Friedrich Wilhelm Reinhold Pieck (German pronunciation: [ˈvɪlhɛlm ˈpiːk]; 3 January 1876 – 7 September 1960) was a German politician and Communist. In 1949, he became the first President of the German Democratic Republic, an office abolished upon his death.[1] His successor as head of state was Walter Ulbricht, who served as chairman of the Council of State.


Pieck was born as the son of the coachman Friedrich Pieck and his wife Auguste in the eastern part of Guben, Germany,[2] which is now Gubin, Poland. Two years later, his mother died. The father soon married the washerwoman Wilhelmine Bahro. After attending elementary school, the young Wilhelm completed a four-year carpentry apprenticeship. As a journeyman he joined the German Timber Workers Association in 1894.

As a carpenter, in 1894 Pieck joined the wood-workers' federation, which steered him towards joining the Social Democratic Party of Germany (SPD) the following year.[2] Pieck became the chairman of the party urban district in 1899, and in 1906 became full-time secretary of the SPD. In 1914, the he moved to a three-room apartment in Berlin-Steglitz. By now he had his own study with many shelves full of books. In May 1915, he was arrested at the big women's demonstration in front of the Reichstag and kept in "protective custody" until October. As Bremen Party secretary in 1916, Pieck had asked Anton Pannekoek to continue teaching socialist theory in the party school.[3] Although the majority of the SPD supported the German government in World War I, Pieck was a member of the party's left wing, which opposed the war. Pieck's openness in doing so led to his arrest and detention in a military prison. After being released, Pieck briefly lived in exile in Amsterdam.[2] Upon his return to Berlin in 1918, Pieck joined the newly founded Communist Party of Germany (KPD). On January 16, 1919 Pieck, along with Rosa Luxemburg and Karl Liebknecht were arrested while meeting at Berlin Eden Hotel, Liebknecht and Luxemburg were then killed while "being taken to prison" by a unit of Freikorps.[4] While the two were being murdered, Pieck managed to escape. In 1922, he became a founding member of the International Red Aid, serving first on the executive committee. In May 1925, he became the chairman of the Rote Hilfe.[2]

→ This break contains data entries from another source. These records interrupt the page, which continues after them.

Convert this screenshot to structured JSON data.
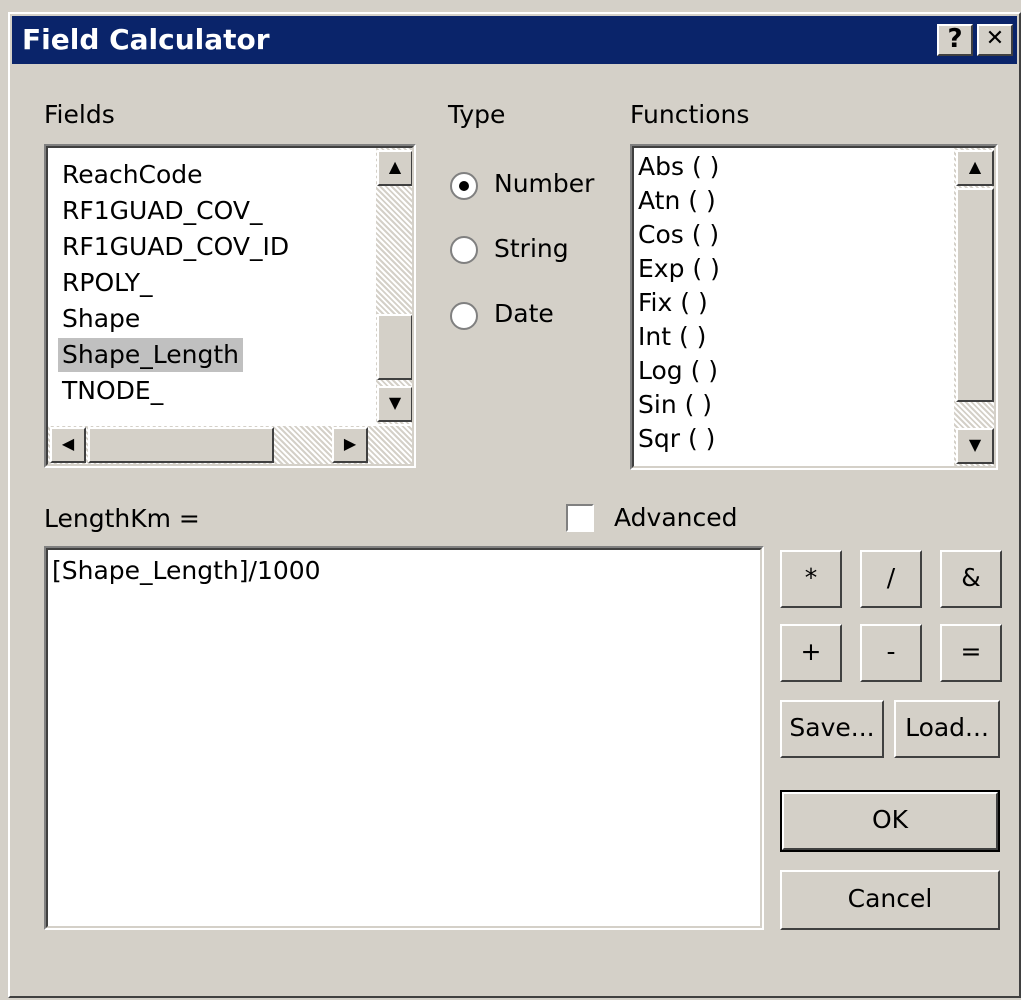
{
  "window": {
    "title": "Field Calculator",
    "help_label": "?",
    "close_label": "✕"
  },
  "fields": {
    "label": "Fields",
    "items": [
      "ReachCode",
      "RF1GUAD_COV_",
      "RF1GUAD_COV_ID",
      "RPOLY_",
      "Shape",
      "Shape_Length",
      "TNODE_"
    ],
    "selected": "Shape_Length"
  },
  "type": {
    "label": "Type",
    "options": [
      "Number",
      "String",
      "Date"
    ],
    "selected": "Number"
  },
  "functions": {
    "label": "Functions",
    "items": [
      "Abs ( )",
      "Atn ( )",
      "Cos ( )",
      "Exp ( )",
      "Fix ( )",
      "Int ( )",
      "Log ( )",
      "Sin ( )",
      "Sqr ( )"
    ]
  },
  "expression": {
    "label": "LengthKm =",
    "value": "[Shape_Length]/1000",
    "advanced_label": "Advanced",
    "advanced_checked": false
  },
  "operators": [
    "*",
    "/",
    "&",
    "+",
    "-",
    "="
  ],
  "buttons": {
    "save": "Save...",
    "load": "Load...",
    "ok": "OK",
    "cancel": "Cancel"
  },
  "icons": {
    "scroll_up": "▲",
    "scroll_down": "▼",
    "scroll_left": "◀",
    "scroll_right": "▶"
  }
}
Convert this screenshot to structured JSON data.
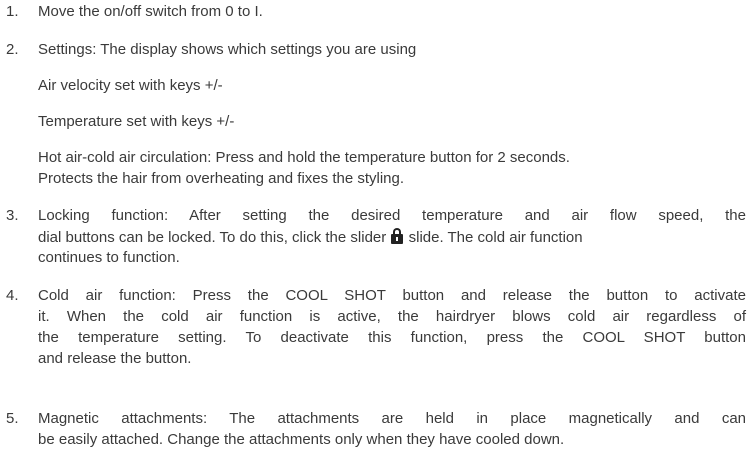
{
  "items": [
    {
      "number": "1.",
      "lines": [
        "Move the on/off switch from 0 to I."
      ]
    },
    {
      "number": "2.",
      "lines": [
        "Settings: The display shows which settings you are using",
        "Air velocity set with keys +/-",
        "Temperature set with keys +/-",
        "Hot air-cold air circulation: Press and hold the temperature button for 2 seconds.",
        "Protects the hair from overheating and fixes the styling."
      ]
    },
    {
      "number": "3.",
      "lines": [
        "Locking function: After setting the desired temperature and air flow speed, the",
        "dial buttons can be locked. To do this, click the slider",
        "slide. The cold air function",
        "continues to function."
      ],
      "icon": "lock-icon"
    },
    {
      "number": "4.",
      "lines": [
        "Cold air function: Press the COOL SHOT button  and release the button to activate",
        "it. When the cold air function is active, the hairdryer blows cold air regardless of",
        "the temperature setting. To deactivate this function, press the COOL SHOT button",
        "and release the button."
      ]
    },
    {
      "number": "5.",
      "lines": [
        "Magnetic attachments: The attachments are held in place magnetically and can",
        "be easily attached. Change the attachments only when they have cooled down."
      ]
    }
  ]
}
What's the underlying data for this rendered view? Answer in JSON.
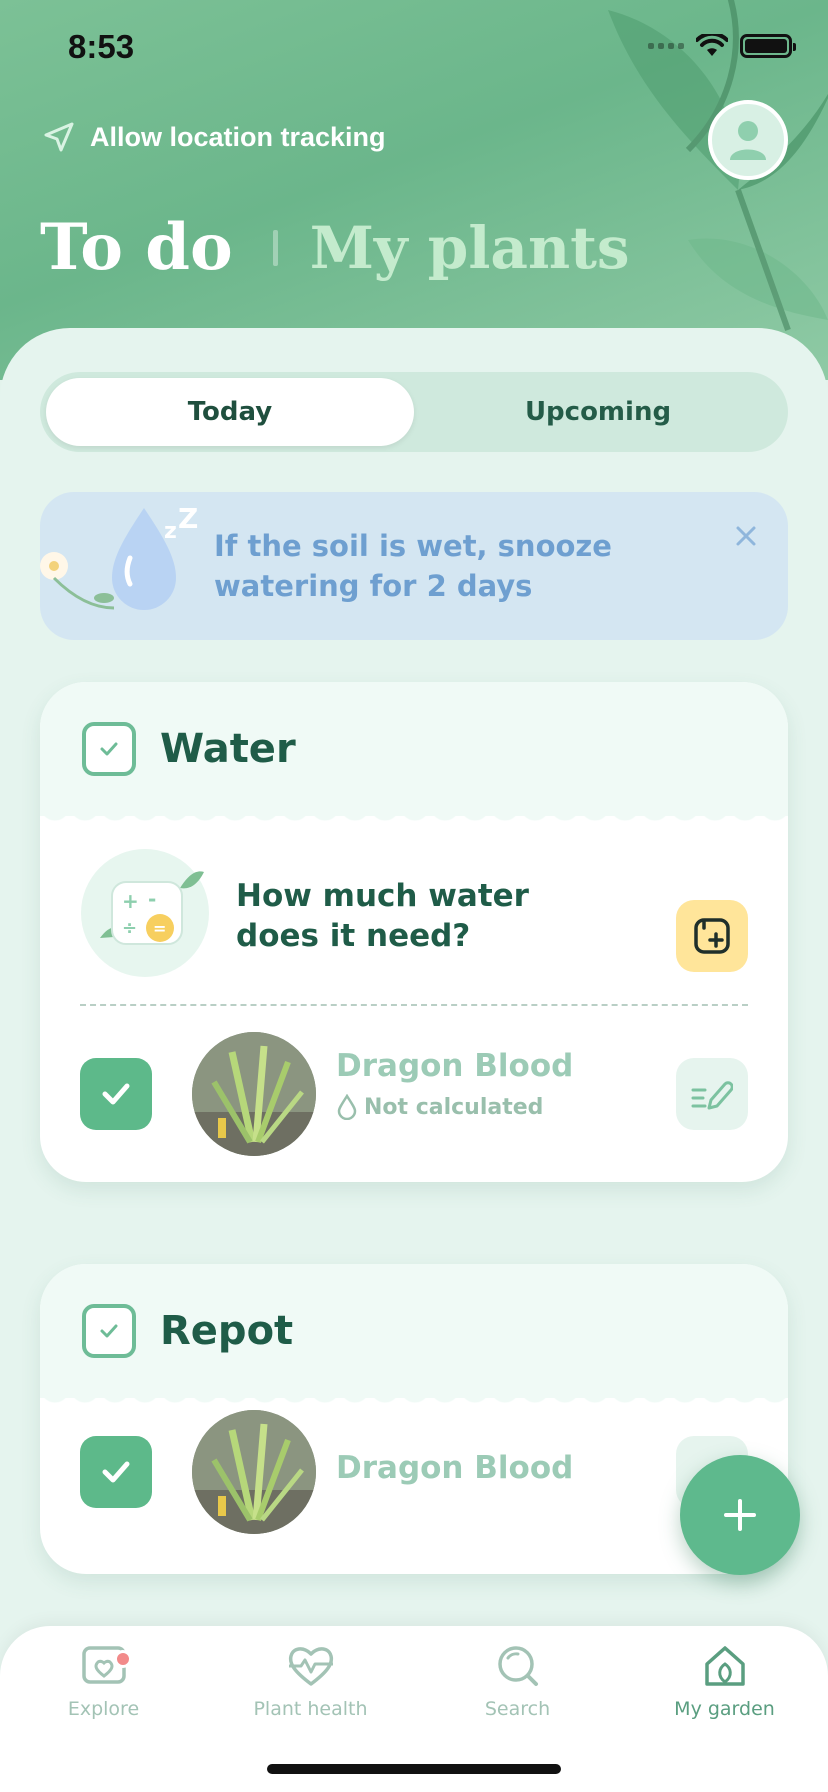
{
  "status_bar": {
    "time": "8:53"
  },
  "header": {
    "location_label": "Allow location tracking",
    "title_active": "To do",
    "title_inactive": "My plants"
  },
  "segments": {
    "today": "Today",
    "upcoming": "Upcoming"
  },
  "tip": {
    "text": "If the soil is wet, snooze watering for 2 days"
  },
  "water_card": {
    "title": "Water",
    "calc_prompt": "How much water does it need?",
    "plant": {
      "name": "Dragon Blood",
      "status": "Not calculated"
    }
  },
  "repot_card": {
    "title": "Repot",
    "plant": {
      "name": "Dragon Blood"
    }
  },
  "tab_bar": {
    "items": [
      {
        "label": "Explore",
        "icon": "explore-icon",
        "badge": true
      },
      {
        "label": "Plant health",
        "icon": "heart-pulse-icon"
      },
      {
        "label": "Search",
        "icon": "search-icon"
      },
      {
        "label": "My garden",
        "icon": "home-icon",
        "active": true
      }
    ]
  },
  "colors": {
    "brand_green": "#5eb98d",
    "header_green": "#6bb68b",
    "title_inactive": "#c4ebcd",
    "tip_text": "#6e9fd0",
    "calc_button": "#ffe59a",
    "badge": "#f28a8a"
  }
}
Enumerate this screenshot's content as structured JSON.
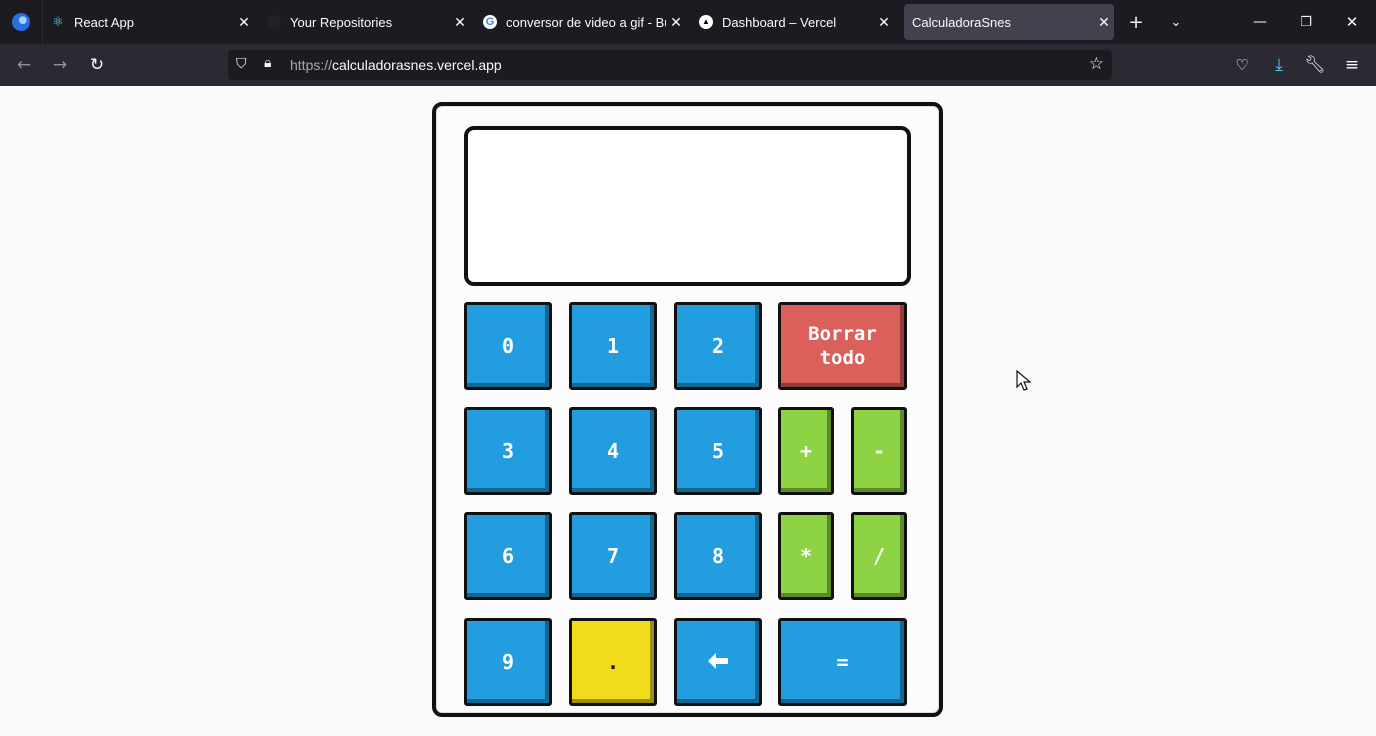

On March 4, 1933, one day before the Reichstag election, Pieck's family left their Steglitz apartment and moved into a cook's room. His son and daughter had been in the Soviet Union since 1932 while Elly Winter was still in Germany. At the beginning of May 1933 he left first to Paris and then to Moscow. [2] In Moscow, Pieck served the Communist Party in a variety of capacities. From 1935 until 1943, he held the position of Secretary of the Communist International. In 1943 Pieck was among the founders of the National Committee for a Free Germany, which planned for the future of Germany after World War II.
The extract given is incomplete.